Sunday 22 November 2015

Reprogram Your Brain

In Jan 2nd 1995 I attempted suicide. I had over 190  co-codamol, and a bottle of Vodka. I was told there was 10 milligrams in my body and that I should have died, however since i had nausea, paleness, vomiting symptoms that probably helped, they also said the reason i didn’t was because of my tolerance level. Unknowingly i was classed as a Heavy Drinker, however i was a Soldier in the British Army and I was a light weight compared to others.

I spent 6 months in Hospital on all sorts of Medication. As I look back now and I look honestly at the reasons why I did it, I can understand myself better.

The real reason was my self confidence, was the way i thought of myself, the way I acted, and really at the end of it all, who i was.

In the time when I was in the Hospital, it was 24/7 therapy. I quickly realised that I hated who I was and I didn’t want to be me anymore. So I was struggling with me and I couldn’t ever get away from me. I had to find a way through this, or die.

Everybody had known me as Jim, however my birth certificate is in James. I had never used James before, never been called it, was never known by it, so that looked to me to be a clean slate.

I had many sessions with the therapist, and slowly I came to accept James. They actually diagnosed me with schizophrenic because i separated both of them and spoke about Jim and James lol. Honestly, it was the best way that I could distance myself.

To be honest there was nothing in my past holding me there. No one cared about what i was doing or how I was doing it. Me joining the Army was ALL ME. No one else, no outside influences, no parental guidance.

So with this transformation I had in myself, I had a new life to create, one that I could create to my own desire. I knew I was an asshole, I probably still am, but I had to learn to think before I spoke, sometimes that was really hard but I learned to think what i was going to say nano seconds before I said it so that I could make sure it wasn’t a dick answer.

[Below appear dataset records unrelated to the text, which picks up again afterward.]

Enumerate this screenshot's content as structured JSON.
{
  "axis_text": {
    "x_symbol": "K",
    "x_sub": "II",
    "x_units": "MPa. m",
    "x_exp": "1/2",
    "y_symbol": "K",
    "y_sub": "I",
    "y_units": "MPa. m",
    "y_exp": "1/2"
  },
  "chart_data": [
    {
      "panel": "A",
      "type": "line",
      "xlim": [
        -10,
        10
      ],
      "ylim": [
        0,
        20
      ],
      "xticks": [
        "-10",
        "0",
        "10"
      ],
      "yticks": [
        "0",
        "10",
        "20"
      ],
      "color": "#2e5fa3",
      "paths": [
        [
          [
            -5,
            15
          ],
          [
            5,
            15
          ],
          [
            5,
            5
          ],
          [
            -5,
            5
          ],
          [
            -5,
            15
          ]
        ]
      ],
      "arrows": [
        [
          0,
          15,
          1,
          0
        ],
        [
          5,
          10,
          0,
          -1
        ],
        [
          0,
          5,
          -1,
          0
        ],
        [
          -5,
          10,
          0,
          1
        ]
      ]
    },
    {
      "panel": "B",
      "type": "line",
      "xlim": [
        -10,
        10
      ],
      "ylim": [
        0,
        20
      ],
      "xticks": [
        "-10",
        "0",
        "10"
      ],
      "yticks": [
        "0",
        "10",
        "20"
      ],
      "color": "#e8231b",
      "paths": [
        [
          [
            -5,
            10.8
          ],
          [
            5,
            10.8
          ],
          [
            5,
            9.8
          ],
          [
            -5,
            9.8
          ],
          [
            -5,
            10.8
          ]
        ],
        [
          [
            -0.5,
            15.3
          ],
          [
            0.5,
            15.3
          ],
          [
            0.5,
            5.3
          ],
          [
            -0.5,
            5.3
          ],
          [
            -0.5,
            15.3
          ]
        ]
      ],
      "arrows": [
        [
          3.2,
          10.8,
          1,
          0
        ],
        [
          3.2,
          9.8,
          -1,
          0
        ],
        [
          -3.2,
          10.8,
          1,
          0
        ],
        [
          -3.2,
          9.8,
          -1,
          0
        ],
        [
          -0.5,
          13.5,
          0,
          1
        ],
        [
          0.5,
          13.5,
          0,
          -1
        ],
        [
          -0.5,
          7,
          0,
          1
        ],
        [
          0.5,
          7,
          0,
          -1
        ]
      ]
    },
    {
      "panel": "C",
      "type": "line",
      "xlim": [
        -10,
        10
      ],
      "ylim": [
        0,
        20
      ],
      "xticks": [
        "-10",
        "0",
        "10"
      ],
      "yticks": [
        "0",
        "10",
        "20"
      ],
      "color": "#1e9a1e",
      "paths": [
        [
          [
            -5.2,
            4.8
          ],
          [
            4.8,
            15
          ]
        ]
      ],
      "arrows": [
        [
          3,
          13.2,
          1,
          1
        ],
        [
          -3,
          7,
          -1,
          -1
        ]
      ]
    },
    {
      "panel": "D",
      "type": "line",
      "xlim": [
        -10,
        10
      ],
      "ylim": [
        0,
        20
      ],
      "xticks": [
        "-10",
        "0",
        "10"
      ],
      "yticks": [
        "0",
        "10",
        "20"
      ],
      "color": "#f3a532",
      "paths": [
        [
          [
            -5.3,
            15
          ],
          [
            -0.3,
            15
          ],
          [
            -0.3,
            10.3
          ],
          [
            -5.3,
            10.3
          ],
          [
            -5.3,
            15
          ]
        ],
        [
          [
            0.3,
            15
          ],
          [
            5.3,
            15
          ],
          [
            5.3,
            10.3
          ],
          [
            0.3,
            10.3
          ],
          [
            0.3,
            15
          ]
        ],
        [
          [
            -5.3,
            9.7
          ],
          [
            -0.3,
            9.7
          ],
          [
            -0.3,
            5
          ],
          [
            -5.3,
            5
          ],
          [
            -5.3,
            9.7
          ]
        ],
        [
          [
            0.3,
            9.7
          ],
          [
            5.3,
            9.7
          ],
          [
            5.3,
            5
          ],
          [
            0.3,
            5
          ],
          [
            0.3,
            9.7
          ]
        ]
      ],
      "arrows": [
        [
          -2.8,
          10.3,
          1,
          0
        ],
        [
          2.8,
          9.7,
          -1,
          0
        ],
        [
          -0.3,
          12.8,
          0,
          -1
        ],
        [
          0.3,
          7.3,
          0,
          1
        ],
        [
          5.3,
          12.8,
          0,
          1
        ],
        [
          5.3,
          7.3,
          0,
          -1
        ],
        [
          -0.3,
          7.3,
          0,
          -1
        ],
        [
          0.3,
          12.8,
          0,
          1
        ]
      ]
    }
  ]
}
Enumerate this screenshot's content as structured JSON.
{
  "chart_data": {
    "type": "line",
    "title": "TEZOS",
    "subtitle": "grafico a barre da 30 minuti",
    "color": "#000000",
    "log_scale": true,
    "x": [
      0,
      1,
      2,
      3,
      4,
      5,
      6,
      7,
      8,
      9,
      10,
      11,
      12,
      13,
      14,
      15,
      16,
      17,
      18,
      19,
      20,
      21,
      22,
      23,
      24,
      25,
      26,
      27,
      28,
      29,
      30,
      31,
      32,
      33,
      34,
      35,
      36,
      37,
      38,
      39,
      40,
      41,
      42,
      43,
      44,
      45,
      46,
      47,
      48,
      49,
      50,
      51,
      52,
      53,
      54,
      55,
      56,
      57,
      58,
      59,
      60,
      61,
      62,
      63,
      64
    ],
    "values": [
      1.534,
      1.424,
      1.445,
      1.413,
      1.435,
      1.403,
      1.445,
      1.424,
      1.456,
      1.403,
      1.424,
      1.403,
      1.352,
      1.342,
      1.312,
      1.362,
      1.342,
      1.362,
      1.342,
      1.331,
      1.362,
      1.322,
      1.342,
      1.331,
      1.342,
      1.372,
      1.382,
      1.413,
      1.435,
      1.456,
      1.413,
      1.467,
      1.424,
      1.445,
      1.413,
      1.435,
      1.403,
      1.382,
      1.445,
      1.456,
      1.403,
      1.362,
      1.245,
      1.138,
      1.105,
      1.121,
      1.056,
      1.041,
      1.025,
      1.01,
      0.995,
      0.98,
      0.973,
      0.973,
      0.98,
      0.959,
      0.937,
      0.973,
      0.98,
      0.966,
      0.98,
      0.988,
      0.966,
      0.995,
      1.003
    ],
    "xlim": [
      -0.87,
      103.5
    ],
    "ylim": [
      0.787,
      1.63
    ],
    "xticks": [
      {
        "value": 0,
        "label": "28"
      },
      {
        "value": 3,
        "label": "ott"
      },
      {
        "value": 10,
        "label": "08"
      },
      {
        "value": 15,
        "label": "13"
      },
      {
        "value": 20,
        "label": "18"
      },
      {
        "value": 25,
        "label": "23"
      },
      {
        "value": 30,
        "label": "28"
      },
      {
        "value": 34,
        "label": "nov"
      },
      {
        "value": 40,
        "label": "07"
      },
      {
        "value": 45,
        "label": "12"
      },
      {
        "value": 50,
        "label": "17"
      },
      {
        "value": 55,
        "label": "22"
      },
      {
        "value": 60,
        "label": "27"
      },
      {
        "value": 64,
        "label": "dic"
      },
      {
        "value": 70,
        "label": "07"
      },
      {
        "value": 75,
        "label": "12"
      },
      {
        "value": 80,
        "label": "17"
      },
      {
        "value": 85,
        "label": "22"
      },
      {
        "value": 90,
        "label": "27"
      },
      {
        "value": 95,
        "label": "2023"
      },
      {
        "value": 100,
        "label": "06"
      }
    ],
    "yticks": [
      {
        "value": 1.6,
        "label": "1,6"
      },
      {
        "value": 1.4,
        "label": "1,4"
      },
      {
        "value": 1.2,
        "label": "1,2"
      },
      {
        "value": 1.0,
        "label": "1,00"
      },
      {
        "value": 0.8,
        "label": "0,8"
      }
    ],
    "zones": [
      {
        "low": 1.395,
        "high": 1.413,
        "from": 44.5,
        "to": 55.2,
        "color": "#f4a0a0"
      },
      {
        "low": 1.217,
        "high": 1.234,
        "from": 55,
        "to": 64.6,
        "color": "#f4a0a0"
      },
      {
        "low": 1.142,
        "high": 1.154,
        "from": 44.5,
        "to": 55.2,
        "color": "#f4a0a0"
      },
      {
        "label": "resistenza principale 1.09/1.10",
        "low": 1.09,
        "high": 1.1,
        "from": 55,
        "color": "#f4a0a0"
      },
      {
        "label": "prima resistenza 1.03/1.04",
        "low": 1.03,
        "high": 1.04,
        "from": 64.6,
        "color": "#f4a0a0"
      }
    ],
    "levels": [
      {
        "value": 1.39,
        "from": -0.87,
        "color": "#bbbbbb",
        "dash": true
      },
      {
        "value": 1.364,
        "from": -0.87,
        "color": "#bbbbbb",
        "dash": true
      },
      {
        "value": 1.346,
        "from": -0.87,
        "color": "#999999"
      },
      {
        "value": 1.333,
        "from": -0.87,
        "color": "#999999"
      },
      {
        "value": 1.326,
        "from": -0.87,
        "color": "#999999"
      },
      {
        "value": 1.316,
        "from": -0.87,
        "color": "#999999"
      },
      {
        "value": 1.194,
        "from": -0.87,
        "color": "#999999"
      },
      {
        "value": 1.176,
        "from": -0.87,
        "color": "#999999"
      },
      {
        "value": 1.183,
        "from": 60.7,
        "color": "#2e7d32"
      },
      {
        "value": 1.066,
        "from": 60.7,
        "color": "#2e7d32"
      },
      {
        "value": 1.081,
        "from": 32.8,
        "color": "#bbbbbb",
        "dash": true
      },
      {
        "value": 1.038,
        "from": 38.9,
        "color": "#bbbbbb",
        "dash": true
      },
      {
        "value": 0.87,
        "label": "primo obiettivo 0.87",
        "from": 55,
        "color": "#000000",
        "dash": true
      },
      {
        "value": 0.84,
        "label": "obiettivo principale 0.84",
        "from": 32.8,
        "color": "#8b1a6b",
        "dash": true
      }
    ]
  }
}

The BIGGEST Problem that has plagued me is memories, you can change but you cannot forget. Memories hurt, smells hurt, certain sayings sound familiar and they hurt, someones look seems familiar and memories come back. I wanted more control over that, i wanted to change how it made me feel.

At the time the only solution I could find was Hypnosis. I bought them all, self hypnosis tapes, then cd’s then mp3’s lol that just shows you how many over time. I listened to and still do Tony Robbins and similar inspirational people. However it wasn’t far enough for me.

In Germany we went to one of the American PX’s, and I came across a Medical Magazine, it was talking about your brain as a computer, if you change the program you can change the outcome.

THAT FASCINATED me because I understand computers and what they can do. Imagine your brain as a computer that could be reprogrammed. How cool would that be. That took me on a detour into America in the 1960’s where a lot of the information stemmed from, then that took me into the British Army and WW2 and how they thought the same way.